(emphasis added)
Yes, I'd like to second and emphasize this: as a general default (certainly with exceptions!), I'd really like government policies to focus on outcomes over methods, which often vary wildly by specific location. In some cases there really is nothing to be done, a place is toast because it's built (literally in some cases) on sand and kinda disposable. But other places facing increased flooding (this includes tons of stuff around where I live) or other natural disasters are built on solid bedrock, are in areas hard up for housing and expensive, and are perfectly fine 99% of the time, and thus solid candidates to just adapt. I worked with a neighbor on a project to lift his entire 2 story building 9ft or so and move it a little, something I hadn't considered at all as a possibility before but turns out to have a number of companies around that do it. As well as being really cool to witness, really interesting folks with very neat equipment and expertise, it was surprisingly "affordable", as-in yeah it was expensive but at ~$44k for the lift including new support pillars/foundation and electrical it was a fraction of what building a new home would be let alone all the other things that come with a property.
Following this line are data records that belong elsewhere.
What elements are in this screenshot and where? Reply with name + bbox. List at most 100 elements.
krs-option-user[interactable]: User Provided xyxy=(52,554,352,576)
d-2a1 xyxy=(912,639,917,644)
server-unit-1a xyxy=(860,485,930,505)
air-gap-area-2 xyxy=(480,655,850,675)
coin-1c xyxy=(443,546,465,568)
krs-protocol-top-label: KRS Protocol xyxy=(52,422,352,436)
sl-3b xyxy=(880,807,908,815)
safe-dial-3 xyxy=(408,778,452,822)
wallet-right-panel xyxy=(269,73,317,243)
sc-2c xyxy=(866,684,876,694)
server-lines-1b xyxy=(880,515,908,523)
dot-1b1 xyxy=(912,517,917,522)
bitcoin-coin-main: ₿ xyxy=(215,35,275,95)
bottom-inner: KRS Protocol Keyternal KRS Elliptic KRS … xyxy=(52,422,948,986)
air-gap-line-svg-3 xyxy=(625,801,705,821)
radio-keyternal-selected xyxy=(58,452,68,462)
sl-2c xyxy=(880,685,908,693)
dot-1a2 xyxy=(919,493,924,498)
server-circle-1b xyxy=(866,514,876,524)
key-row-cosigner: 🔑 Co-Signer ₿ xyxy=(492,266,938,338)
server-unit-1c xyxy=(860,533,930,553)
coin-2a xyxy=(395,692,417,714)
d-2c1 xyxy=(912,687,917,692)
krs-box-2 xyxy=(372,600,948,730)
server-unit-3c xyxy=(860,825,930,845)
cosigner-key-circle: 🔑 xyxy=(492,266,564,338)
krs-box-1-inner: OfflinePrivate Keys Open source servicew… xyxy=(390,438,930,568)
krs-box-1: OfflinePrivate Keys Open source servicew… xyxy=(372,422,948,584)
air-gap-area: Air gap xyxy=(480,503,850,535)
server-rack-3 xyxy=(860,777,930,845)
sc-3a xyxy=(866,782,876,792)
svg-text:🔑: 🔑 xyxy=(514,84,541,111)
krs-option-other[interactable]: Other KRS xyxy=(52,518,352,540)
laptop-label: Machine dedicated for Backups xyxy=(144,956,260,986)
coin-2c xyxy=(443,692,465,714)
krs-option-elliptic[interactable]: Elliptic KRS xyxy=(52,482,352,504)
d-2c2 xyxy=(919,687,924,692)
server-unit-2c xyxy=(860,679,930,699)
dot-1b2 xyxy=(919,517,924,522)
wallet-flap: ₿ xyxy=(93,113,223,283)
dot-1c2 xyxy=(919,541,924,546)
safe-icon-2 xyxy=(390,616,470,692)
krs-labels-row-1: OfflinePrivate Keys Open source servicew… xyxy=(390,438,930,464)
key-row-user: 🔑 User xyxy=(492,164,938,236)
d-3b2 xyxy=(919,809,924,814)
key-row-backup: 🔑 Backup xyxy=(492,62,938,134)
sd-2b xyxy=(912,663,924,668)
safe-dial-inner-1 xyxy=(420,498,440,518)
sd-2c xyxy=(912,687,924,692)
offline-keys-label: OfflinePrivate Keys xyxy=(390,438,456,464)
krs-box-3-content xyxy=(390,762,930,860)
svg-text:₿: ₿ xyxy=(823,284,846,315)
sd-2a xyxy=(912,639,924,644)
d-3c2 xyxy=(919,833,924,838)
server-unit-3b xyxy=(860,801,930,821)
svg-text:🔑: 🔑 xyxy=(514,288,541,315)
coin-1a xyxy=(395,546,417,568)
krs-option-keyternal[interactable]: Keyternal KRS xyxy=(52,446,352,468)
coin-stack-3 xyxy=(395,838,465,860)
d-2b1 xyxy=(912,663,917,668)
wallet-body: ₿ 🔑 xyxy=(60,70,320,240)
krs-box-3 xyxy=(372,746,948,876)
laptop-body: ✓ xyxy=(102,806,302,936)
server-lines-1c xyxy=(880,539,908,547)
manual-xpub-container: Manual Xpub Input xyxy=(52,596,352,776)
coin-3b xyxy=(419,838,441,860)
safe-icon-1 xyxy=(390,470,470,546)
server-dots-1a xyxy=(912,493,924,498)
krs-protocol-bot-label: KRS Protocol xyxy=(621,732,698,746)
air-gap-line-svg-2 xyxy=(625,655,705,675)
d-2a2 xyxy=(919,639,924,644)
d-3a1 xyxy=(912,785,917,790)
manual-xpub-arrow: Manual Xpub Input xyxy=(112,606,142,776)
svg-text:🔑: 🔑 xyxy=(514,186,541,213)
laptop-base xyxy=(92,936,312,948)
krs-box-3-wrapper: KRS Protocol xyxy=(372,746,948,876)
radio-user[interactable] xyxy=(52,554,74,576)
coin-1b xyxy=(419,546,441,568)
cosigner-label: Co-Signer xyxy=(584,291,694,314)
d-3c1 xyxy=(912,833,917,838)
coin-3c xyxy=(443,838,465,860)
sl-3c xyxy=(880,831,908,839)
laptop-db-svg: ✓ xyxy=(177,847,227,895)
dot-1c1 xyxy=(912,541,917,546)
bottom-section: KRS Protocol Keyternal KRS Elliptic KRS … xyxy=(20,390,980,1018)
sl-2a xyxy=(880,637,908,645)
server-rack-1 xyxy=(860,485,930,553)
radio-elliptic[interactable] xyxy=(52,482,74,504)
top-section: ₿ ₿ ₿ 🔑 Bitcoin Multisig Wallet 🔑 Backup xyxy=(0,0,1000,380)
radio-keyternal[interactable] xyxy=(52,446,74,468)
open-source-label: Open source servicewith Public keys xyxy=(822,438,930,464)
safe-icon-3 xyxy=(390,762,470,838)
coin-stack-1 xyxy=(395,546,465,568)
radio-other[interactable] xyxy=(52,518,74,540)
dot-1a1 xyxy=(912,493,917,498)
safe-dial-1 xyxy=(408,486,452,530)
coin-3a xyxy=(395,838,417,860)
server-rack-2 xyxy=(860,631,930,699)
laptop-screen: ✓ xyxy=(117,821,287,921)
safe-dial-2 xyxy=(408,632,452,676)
It was extra (mostly us working for beer/friendship on the labor side) to build new stairs and other arbitrary finishing work, but I think the result is actually pretty nice, the space underneath is now a patio and nice outdoor eating area, if water gets bad just have to move chairs and little table, then it's fine (and easy to clean) even if it's under 4ft of water.
Basically if the desired outcome is "floods can happen here without any rebuilding/building repair required or externalities on others like major pollution) then I'd prefer governments stay laser focused on that and be very cautious about dictating how exact people accomplish that vs incentives and support that work towards the best balance of outcomes as cheaply as possible. Adaption is more feasible then I see commonly acknowledged in the media, we can build houses/properties that will shrug off cat 5 hurricanes or are far more resilient to fires or floods or earthquakes or the like. Often surprisingly cheap efforts upfront can make a big difference long term. And politically telling people to abandon homes/properties is always going to be a challenge, particularly when a location is highly desirable most of the time. Whereas saying "you can stay but you can't do so on the backs of others without investing reasonable effort in prevention" is a lot harder to argue with as well as being much more optimistic.